Deborah Klenotic, a spokeswoman for the DEP, said its goal was to achieve the greatest emission reduction possible per dollar of settlement funding. Citing data from the Federal Highway Administration, she said that replacing a diesel bus with an electric bus costs $2 million per ton of nitrogen oxide and that the new diesel technology was “greatly improved.”

“The [electric vehicle] technology is still uncommon and therefore extremely expensive,” Klenotic said in an email.

The DEP developed the programs after a series of public meetings in 2017. Some areas of the state advocated for electric-vehicle funding; others advocated for natural gas. Klenotic said the agency aimed to strike a balance while creating the most cost-effective program to reduce emissions.

Tom Schuster, senior campaign manager for the Sierra Club, thinks that was the wrong approach.

“We would encourage the DEP to revisit some of the funding formulas,” Schuster said. He wants to see the formulas reversed so that they incentivize electric vehicles.

“It may result in fewer vehicles being retrofitted, but it would really start to spur additional private-sector investment [in electrification],” he said.

Other states are prioritizing the settlement money differently. In New Jersey, the most recent round of funding went to nine projects, all of which involved replacing diesel vehicles with electric ones.

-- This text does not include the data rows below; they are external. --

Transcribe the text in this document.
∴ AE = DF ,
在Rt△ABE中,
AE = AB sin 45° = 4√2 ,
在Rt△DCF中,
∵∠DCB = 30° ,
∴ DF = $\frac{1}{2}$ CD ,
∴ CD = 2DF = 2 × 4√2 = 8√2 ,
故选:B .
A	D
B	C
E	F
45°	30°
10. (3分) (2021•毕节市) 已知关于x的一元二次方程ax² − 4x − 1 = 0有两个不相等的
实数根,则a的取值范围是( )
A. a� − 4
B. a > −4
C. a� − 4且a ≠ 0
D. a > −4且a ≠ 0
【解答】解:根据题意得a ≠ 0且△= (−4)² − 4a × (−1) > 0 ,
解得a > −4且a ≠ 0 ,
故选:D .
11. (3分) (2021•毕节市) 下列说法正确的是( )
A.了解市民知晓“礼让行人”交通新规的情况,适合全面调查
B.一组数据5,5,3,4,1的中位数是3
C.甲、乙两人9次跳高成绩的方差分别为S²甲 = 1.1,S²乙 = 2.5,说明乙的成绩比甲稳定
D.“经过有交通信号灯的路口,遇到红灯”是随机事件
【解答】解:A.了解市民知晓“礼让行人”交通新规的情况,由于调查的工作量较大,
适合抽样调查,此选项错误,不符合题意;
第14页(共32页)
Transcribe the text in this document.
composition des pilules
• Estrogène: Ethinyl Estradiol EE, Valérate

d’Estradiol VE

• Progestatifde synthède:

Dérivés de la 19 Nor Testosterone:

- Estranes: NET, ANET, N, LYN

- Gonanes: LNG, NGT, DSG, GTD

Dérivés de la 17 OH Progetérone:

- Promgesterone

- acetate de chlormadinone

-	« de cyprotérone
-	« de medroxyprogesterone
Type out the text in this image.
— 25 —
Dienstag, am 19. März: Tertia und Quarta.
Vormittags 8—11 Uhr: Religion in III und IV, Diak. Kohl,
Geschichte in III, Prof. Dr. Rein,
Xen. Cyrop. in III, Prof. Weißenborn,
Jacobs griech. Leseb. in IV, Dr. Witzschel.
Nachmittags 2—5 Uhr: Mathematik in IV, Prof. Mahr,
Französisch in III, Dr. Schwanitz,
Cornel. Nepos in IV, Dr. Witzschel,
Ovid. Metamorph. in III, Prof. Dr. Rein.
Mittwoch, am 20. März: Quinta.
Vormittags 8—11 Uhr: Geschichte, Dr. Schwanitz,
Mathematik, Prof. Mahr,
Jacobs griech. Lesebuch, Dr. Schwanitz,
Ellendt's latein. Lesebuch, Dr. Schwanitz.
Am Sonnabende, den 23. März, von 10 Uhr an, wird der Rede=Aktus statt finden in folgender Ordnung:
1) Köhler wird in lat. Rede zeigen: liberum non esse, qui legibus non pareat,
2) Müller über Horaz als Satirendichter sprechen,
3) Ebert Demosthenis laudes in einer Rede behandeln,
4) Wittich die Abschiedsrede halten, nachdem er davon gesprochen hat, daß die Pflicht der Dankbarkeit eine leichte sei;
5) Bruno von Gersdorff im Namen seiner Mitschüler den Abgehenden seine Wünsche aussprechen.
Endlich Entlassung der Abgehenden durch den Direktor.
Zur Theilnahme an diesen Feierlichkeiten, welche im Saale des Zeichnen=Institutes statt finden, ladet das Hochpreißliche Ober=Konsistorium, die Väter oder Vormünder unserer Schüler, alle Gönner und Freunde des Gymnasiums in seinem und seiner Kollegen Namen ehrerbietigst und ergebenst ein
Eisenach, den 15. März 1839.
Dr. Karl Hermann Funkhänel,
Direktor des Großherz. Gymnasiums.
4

Tony Bandiero, executive director for the Eastern Pennsylvania Alliance for Clean Transportation, agreed that the program gave too much money to new diesel vehicles, but he applauded the state for its slow rollout of the funds. There is more than $100 million left to disburse, and Bandiero said there is flexibility in the Driving PA Forward program to reassess how it’s working and change the funding structure in future years.

“It was an oversight, it was them trying to figure out how this is going to work. I have a good feeling they will adjust the guidelines for that program next year,” Bandiero said.

The state is allowed to spend 15% of the total settlement money on electric-vehicle chargers. In Philadelphia, the 10 Rittenhouse Square Condominium association was granted $16,000 to install two new EV chargers. David Benton, general manager for the building, said that the chargers cost $17,600 total, so it was a good investment.

Benton said the association knew it would have to install chargers some time in the next two years to be competitive with other luxury condominiums. He said a resident there would be unlikely to exchange a car for a Prius but would likely purchase an electric BMW, Audi, or Jaguar.

“With those cars coming out, we thought, ‘Now’s the time,’” he said. The chargers at 10 Rittenhouse Square will only be available to current residents.